After each training phase (block) completes, ENDURE can generate a rule-based block review. The review uses template scoring (execution score, adaptation score, combined grade) — no LLM. The review includes:

  • Execution Score — Percentage of workouts completed as prescribed
  • Adaptation Score — How well you responded (e.g., FTP change percentage)
  • Combined Grade (A-F)
  • Key Metrics — Before/after values with percentage change
  • Compliance Summary — Overall trend (improving or declining)

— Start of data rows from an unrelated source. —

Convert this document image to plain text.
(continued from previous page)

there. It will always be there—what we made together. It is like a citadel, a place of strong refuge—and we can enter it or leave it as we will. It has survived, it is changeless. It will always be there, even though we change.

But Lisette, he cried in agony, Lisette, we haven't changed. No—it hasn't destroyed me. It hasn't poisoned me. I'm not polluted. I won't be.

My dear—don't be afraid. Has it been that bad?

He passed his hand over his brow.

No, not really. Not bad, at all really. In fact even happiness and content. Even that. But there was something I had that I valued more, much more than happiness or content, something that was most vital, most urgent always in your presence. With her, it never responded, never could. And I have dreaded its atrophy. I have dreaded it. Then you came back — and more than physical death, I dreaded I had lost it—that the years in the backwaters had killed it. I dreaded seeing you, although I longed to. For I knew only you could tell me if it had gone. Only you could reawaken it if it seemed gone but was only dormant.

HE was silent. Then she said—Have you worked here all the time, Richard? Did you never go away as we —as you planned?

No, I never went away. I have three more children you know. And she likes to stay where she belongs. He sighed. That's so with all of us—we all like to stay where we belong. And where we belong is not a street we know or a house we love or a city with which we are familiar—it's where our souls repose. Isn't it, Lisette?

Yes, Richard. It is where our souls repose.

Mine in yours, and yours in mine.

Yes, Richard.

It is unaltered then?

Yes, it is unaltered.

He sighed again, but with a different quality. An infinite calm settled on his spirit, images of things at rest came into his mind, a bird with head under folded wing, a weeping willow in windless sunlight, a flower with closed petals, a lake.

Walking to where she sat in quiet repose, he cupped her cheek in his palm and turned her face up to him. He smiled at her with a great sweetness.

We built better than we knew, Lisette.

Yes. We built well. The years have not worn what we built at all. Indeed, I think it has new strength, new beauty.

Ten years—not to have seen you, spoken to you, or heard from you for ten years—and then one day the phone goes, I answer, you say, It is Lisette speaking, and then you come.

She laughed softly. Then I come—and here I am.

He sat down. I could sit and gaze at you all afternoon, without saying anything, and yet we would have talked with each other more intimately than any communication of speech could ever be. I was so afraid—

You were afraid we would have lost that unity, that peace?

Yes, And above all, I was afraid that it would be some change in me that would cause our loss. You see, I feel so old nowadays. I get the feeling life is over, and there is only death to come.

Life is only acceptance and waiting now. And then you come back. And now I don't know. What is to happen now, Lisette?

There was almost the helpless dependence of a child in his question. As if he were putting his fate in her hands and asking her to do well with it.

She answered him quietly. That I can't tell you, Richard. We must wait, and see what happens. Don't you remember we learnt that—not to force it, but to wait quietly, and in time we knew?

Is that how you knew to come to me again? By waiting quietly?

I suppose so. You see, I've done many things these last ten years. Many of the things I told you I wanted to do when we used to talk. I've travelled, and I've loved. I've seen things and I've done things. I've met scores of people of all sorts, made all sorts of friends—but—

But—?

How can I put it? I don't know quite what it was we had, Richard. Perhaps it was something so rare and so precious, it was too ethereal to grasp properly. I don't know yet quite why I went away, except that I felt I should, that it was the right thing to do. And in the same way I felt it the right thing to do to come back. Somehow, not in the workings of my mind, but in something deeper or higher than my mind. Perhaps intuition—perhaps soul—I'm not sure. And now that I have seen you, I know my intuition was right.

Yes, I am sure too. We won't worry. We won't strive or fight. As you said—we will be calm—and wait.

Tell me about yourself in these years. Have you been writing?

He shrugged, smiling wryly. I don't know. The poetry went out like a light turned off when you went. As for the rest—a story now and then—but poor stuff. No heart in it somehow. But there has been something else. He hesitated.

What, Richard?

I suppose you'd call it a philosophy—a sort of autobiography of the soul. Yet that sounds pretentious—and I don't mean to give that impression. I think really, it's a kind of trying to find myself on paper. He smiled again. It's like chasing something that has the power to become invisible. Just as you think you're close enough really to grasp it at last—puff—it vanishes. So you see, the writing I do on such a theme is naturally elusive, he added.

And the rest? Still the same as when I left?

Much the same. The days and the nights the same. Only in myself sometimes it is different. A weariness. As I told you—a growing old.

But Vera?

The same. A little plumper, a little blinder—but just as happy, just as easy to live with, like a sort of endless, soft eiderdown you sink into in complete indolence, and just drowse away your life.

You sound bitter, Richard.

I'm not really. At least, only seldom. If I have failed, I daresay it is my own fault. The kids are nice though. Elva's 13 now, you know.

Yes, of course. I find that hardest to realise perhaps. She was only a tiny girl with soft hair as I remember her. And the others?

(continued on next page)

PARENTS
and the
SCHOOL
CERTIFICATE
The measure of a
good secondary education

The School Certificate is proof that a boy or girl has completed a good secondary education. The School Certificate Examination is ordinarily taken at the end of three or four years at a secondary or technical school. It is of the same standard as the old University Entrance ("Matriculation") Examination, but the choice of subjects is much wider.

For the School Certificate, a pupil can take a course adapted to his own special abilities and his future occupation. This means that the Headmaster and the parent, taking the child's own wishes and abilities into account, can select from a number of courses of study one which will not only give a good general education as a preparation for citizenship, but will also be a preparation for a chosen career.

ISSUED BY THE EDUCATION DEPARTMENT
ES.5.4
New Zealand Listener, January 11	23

  • What Worked — Areas where you excelled
  • What Didn't — Areas where you struggled
  • Recommendations — What to change in the next block
  • Coach Notes — If your coach has added commentary
  • Data Sources — Number of sessions analyzed, weeks covered, FTP tests, and RPE data points used
  • Caveats — Any limitations in the analysis (e.g., insufficient data)

Block reviews are generated on demand from the plan detail page. Coaches can review, annotate, and publish them to athletes.